2) Understand the breadth and depth of resources available for your assignment. 

  • Make sure the assignment lays a foundation for the type of information students are going to be using and why. 
  • Different types of information can help at different stages of the research process.
Stage of Research Resources

1. Task Definition
1.1 Define the information problem
1.2 Identify information needed

textbooks or reference sources to identify or clarify a topic, increase familiarity with key terms and concepts
2. Information Seeking Strategies
2.1 Determine all possible sources
2.2 Select the best sources

Be aware of all information formats and select those that best that best fit the assignment.  Link to a Source Guide that can help you understand what is available from ASU Libraries and the WWW.

 

3. Location and Access
3.1 Locate sources
3.2 Find information within sources
Provide hints to student about service available for getting materials from libraries across ASU or through InterLibrary Loan. Consider directly linking to subject pages or course pages available through the Library's webpage. Ex. Criminal Justice and Criminology

Encourage students to use the bibliographies of the best resources they find to identify additional materials for their research topic.

3) Stage assignments to reinforce research process and provide ongoing feedback.

  • ask students document themselves at every step of the process, and give them credit for each stage
  • assign due dates for each stage
  • give students the opportunity to consult you about the appropriateness of their information resources
  • build in accountability - use scoring rubrics that integrate the information components of the assignment.  Give credit for each part of the research process and utilizing the correct strategies; otherwise, students will not value or take seriously the research process if it is not graded.
  • Provide opportunities to reflect on their research strategies and think critically about what they are doing and the sources they’re finding.

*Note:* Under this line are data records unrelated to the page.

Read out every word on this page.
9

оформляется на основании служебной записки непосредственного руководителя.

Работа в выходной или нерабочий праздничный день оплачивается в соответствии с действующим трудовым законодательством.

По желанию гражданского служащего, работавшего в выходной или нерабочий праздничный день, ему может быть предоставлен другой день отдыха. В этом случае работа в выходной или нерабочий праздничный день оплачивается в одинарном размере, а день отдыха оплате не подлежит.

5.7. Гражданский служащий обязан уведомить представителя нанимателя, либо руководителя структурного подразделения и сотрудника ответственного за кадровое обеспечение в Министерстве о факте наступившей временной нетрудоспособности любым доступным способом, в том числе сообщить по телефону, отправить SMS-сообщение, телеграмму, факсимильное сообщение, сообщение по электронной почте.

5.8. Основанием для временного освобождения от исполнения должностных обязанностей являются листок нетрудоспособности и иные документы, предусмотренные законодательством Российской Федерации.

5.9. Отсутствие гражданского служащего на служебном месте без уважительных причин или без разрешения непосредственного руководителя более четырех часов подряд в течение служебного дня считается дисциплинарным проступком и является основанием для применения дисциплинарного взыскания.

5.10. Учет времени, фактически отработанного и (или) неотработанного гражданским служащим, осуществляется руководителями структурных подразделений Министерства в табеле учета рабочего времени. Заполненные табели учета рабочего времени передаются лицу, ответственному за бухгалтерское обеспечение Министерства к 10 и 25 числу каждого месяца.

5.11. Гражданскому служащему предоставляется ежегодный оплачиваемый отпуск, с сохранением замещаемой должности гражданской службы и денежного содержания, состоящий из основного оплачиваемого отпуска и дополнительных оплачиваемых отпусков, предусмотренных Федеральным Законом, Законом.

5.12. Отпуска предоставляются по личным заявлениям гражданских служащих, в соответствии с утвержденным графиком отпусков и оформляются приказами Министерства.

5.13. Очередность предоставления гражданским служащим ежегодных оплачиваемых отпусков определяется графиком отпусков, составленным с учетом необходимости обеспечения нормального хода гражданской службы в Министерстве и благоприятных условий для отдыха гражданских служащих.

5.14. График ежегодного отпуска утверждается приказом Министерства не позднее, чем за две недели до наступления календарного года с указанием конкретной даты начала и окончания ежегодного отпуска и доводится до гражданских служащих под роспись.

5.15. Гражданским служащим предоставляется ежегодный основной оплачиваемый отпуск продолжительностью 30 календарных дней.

4) Define Important Terms Used in the Assignment and Provide Examples

example.  Annotations: A brief paragraph added after a citation in a bibliography to describe or explain the content or message of the work cited or to comment on it. (some faculty may be even more specific about their expectations of an annotation)

5) Specify a Citation Style:

 

Common Problems to Avoid

Students forbidden to use anything from the Internet

Many faculty members are justifiably concerned about the deteriorating quality of student papers caused by over reliance on Internet search engines and unquestioning acceptance of "the first web site they see." However, forbidding all use of the Internet may not be the best solution for many reasons:

  • Students equate using the Internet with using the Libraries’ website
  • Some scholarly journals are only available online
  • There are reliable, teachable ways to find and identify high-quality web sites; you may even want to consider having them evaluate sites as part of the assignment.

Assigning students to find topics in a few select journals or databases

This is too limiting and may inadvertently set them up to fail. For example, telling students to use JSTOR to search for scholarly articles on a particular topic. JSTOR only indexes a select number of journals, and does not contain any current articles. When searching for a topic, the best approach is to be specific about the type of sources you want students to use, not specific about which exact sources. It is best to steer students to search library databases in general.

Students are expected to use materials that are not available at ASU

Check the availability and format of materials prior to distributing the assignment.  If resources do not appear to be available, check with your librarian to identify alternative resources or order new materials, if feasible.  This could require significant lead time.

Other Problems to Avoid

  • An entire class looking for one piece of information or researching the same specific topic; especially difficult when printed materials are involved.
  • Students working from incomplete/incorrect information.
  • Students assigned excessively vague or general topics, e.g., "women in America," without guidance on narrowing a topic.
  • Students given obscure trivia questions and told to find the answers.